05th July, 2023
This week we have published our new forecasts for the Irish economy.
On this occasion we have revised down our projection for Irish GDP growth to 5.5% in 2023 (from 6.9% previously). Why?
The main reason is volatile data and revisions relating to the export and multinational sectors. Specifically, the Central Statistics Office’s latest estimate is that Irish GDP contracted by 4.6% in the first quarter of 2023. However, this looks to be a temporary blip. The fall entirely reflected the industrial sector. Monthly industrial production data show that output fell by 45% in March before bouncing back by 70% in April.
These recent data points illustrate that the GDP data are an increasingly unreliable measure of underlying activity in the Irish economy. Nonetheless, conditions in the global economy are clearly challenging for Ireland’s export sector. The Irish manufacturing Purchasing Managers Index (PMI) for June, also published this week, was 47.3 – a three-low – indicating contracting output.
Hence, we do expect a slowdown in Irish export performance in 2023 and 2024 from the double-digit rates of expansion seen in recent years.
Since our last forecasts in February, there has been extraordinary resilience in the domestic economy to higher energy prices and elevated CPI inflation. In the first quarter of 2023, employment grew by 1.9% to a fresh record high of 2.62m and is now 12% above pre-pandemic levels. Furthermore, initial indicators suggest job creation remained exceptionally strong in Q2.
We had forecast that the surge in households’ energy bills, following rapid electricity and gas price hikes last summer, would lead households to rein in spending through the turn of the year. That simply hasn’t happened. Consumer spending rose by 1.7% in the first quarter, and core retail sales volumes were up 1.4% in the three months to May. Of course, some of this resilience in household spending reflects the support in Budget 2023 via energy price credits and tax cuts.
Hence, our forecasts for employment (4.2%), consumer spending (5.3%), modified domestic demand (3.4%) and indigenous sector output (4.9%) growth in 2023 have all been revised up since our last projections. As in other countries, there appears to have been more momentum in household spending and economic growth coming out of the COVID-19 pandemic than was fully appreciated.
We have retained our forecast for 1.5% residential property price inflation through 2023. Although prices fell in the first four months of the year, they are likely to gather momentum in H2 due to the surprise loosening of the Central Bank’s mortgage lending rules.
In May, the average approval for house purchase was €297,000, still up 3.8% on the year. This is a very different picture to the UK and other countries, where interest rate hikes are expected to push down house prices.

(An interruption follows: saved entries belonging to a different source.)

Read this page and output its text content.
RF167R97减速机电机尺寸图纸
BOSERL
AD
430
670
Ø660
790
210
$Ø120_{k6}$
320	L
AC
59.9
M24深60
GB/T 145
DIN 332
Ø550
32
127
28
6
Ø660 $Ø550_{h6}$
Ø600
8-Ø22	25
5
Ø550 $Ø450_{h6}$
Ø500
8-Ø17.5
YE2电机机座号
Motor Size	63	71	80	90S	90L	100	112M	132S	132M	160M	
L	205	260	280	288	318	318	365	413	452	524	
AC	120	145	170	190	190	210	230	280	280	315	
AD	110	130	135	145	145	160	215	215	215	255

There has also been good news on homebuilding. There were 30,900 completions in the 12 months to March, well ahead of most projections and despite fears that rising input costs and interest rates were hurting viability. Hence, we have revised up our forecast for completions in 2023 to 29,800 – an improvement but still unlikely to satiate pent-up demand after years of under-supply.
Our new forecast is that the Irish government will run a surplus of €12.2bn (2.2% of GDP) in 2023, rising to €16bn (2.8% of GDP) in 2024. In doing so, we have assumed that tax revenues will grow faster than conservative official projections but also spending, likely to be pushed up in the next Budget for 2024 – probably the last before the next general election.
Our forecasts imply that the debt/GDP ratio will fall to 39%, a relatively safe level. However, there is still the risk that Ireland is too reliant on potentially volatile corporate tax revenues. Hence, Ministers for Finance and Expenditure Michael McGrath and Paschal Donohoe have proposed that the government invest almost the entire surplus, up to €12bn per annum, in a new sovereign wealth fund.
Our forecasts are for GDP (4.5%), employment (2%) and modified domestic demand (2.5%) to see slower growth in 2024.
A key reason is the growing capacity pressures in the Irish economy. Employment has expanded far more rapidly than in other European counties. This has been facilitated by high levels of inward migration. However, labour shortages are increasingly apparent, evident in the unemployment rate at 3.8% and high vacancies. Ireland’s frantic pace of job creation cannot be sustained in the medium term.
Also, ECB rate hikes and inflation are hurting parts of the Irish economy, particularly the construction sector. Homebuilding has been hit by viability issues, with starts decelerating, and completed office developments look set to halve in 2024. Many Irish households will also face higher interest rates as their existing fixed terms on their mortgage debts expire.
Finally, imports of intangible intellectual property assets, as firms moved to comply with corporate tax reforms, have artificially pushed up on Ireland’s measured GDP growth rate. Looking forward, these distortions should hopefully dissipate so that the GDP growth rate slows but gives a better representation of underlying conditions in the economy.
(Source: Central Statistics Office; Q1 Labour Force Survey and Quarterly National Accounts Report, 2023)
Warning: Forecasts are not a reliable indicator of future performance.